En ce moment ils arrivèrent à l’endroit où ils avaient laissé les chevaux.

Le bruit du combat était arrivé jusqu’à doña Hermosa, mais la valeureuse jeune fille, abandonnée ainsi seule au milieu d’une forêt vierge, loin de se laisser dominer par la frayeur bien naturelle qu’elle éprouvait, comprenant l’importance de la garde qui lui était confiée, était demeurée ferme à la même place, un pistolet de chaque main, écoutant anxieusement les bruits du désert, prête à se défendre, et résolue à mourir plutôt que de tomber dans les mains des Indiens.

Son père lui expliqua en quelques mots ce qui s’était passé, puis on partit à fond de train.

La nuit entière s’écoula dans une course dont la rapidité ne se peut décrire.

Au lever du soleil, la forêt était franchie ; le désert nu s’étendait à l’horizon.

Ils coururent encore deux heures sans ralentir l’allure des chevaux ; enfin, on fit halte.

— Nous nous séparons ici, dit le chasseur d’une voix ferme, avec un sentiment de tristesse qu’il ne parvint pas à dissimuler complètement.

— Déjà ! dit naïvement la jeune fille.

— Merci de ce regret que vous exprimez, señorita, mais il le faut, vous n’êtes plus qu’à quelques milles de votre hacienda ; la route vous est facile, mon secours vous devient inutile désormais.

— Nous ne nous séparerons pas ainsi, señor, fit l’haciendero en lui tendant la main, j’ai contracté envers vous des obligations.

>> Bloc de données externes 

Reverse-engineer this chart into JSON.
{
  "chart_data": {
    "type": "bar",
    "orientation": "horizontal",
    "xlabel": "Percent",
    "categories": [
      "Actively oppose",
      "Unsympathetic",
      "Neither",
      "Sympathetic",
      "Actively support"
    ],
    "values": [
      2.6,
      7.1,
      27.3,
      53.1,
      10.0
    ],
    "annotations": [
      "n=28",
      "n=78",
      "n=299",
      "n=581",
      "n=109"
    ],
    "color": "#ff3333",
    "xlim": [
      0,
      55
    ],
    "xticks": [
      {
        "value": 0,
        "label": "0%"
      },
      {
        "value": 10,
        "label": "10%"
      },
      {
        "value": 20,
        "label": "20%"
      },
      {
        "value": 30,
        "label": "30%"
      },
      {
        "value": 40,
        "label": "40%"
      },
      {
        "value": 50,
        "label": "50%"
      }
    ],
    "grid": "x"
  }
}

— Oubliez-les, caballero, interrompit vivement le jeune homme, oubliez-moi, nous ne devons plus nous revoir ; vous retournez à la vie civilisée, moi je retourne au désert ; nos voies sont différentes ; pour vous et pour moi souhaitez que le hasard ne nous remette plus en présence. Seulement, ajouta-t-il en levant les yeux sur la jeune fille, j’emporte de vous un souvenir qui ne s’effacera jamais ! Maintenant, adieu ! Voici là-bas des vaqueros de votre hacienda qui s’avancent à votre rencontre ; vous êtes en sûreté.

Il s’inclina jusque sur le cou de son cheval, tourna bride et partit au galop.

Mais en relevant la tête il vit doña Hermosa qui galopait auprès de lui.

— Arrêtez, lui dit-elle.

Il obéit machinalement.

— Tenez, reprit-elle avec émotion en lui présentant un mince anneau d’or, voici ce que je possède de plus précieux ; cette bague a appartenu à ma mère, que je n’ai pas eu le bonheur de connaître ; conservez-la en souvenir de ; moi, señor.

Et, lui laissant l’anneau dans la main, la jeune fille partit sans lui donner le temps de répondre.